Event Date: 29 April – 1 May 2011
East Midlands Conference Centre
University of Nottingham
Nottingham NG7 2RJ
Landscapes of Secrecy: The CIA in History, Fiction and Memory
Ted Keefer (former general editor of the Foreign Relations of the United States series, Office of the Historian, State Department) – The Foreign Relations series and secrecy
This paper examines the role of secrecy of the Foreign Relations series from 1861 to the present. It notes that secrecy was not an issue during the 19th century. As the United States became more engaged in international relations in the 20th century both secrecy impinged on the volumes and release time lengthened. After 1928 volumes underwent systematic review before release. The establishment of the National Security Council and Department of Defense in 1947 complicated the declassification process. The failure of the series to include intelligence documents in some key Eisenhower volumes caused a crisis, eventually resulting in a new law expanding the access of the series to intelligence records.
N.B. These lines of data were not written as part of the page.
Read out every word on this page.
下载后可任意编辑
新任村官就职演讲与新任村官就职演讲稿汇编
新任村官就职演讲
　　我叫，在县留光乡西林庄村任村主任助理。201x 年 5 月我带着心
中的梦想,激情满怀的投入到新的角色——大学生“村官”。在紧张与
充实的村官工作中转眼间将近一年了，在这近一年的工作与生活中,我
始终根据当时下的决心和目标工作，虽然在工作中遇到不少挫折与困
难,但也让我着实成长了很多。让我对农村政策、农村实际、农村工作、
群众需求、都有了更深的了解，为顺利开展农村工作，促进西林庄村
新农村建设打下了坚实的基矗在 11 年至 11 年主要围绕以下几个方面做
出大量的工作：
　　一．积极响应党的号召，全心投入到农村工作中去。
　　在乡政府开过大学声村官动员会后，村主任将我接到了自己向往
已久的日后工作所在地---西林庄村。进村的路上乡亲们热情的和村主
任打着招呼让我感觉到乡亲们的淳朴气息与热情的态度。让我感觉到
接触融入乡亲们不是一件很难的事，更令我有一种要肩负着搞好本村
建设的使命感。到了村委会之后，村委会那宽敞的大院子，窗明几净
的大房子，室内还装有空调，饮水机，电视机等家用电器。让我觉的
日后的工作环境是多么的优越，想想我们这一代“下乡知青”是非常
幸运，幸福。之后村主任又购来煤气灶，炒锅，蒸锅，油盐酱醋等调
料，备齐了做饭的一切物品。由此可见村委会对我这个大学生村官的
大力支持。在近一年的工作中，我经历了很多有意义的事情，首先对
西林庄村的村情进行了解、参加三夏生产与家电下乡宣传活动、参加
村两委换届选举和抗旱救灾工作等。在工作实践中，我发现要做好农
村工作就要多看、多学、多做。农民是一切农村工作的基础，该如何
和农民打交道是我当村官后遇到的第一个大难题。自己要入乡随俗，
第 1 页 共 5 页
The paper describes how Foreign Relations historians worked with intelligence agencies to implement the law and outlines creation of a mechanism allowing the U.S. government to release intelligence information important to formulation and implementation of policy. This system has not always worked well, but it has worked.
Edward C. Keefer received a Ph.D. in history from Michigan State University in 1974. For 34 years he was an editor of the U.S. Department of State’s official documentary series, Foreign Relations of the United States. During that time he edited or co-edited 25 Foreign Relations volumes. After 2002 he was the General Editor of the series until his retirement in 2009. He is currently a historian at the Secretary of Defense’s Historical Office writing a history of Harold Brown’s tenure as Secretary of Defense during the Carter Administration, January 1977 to January 1981.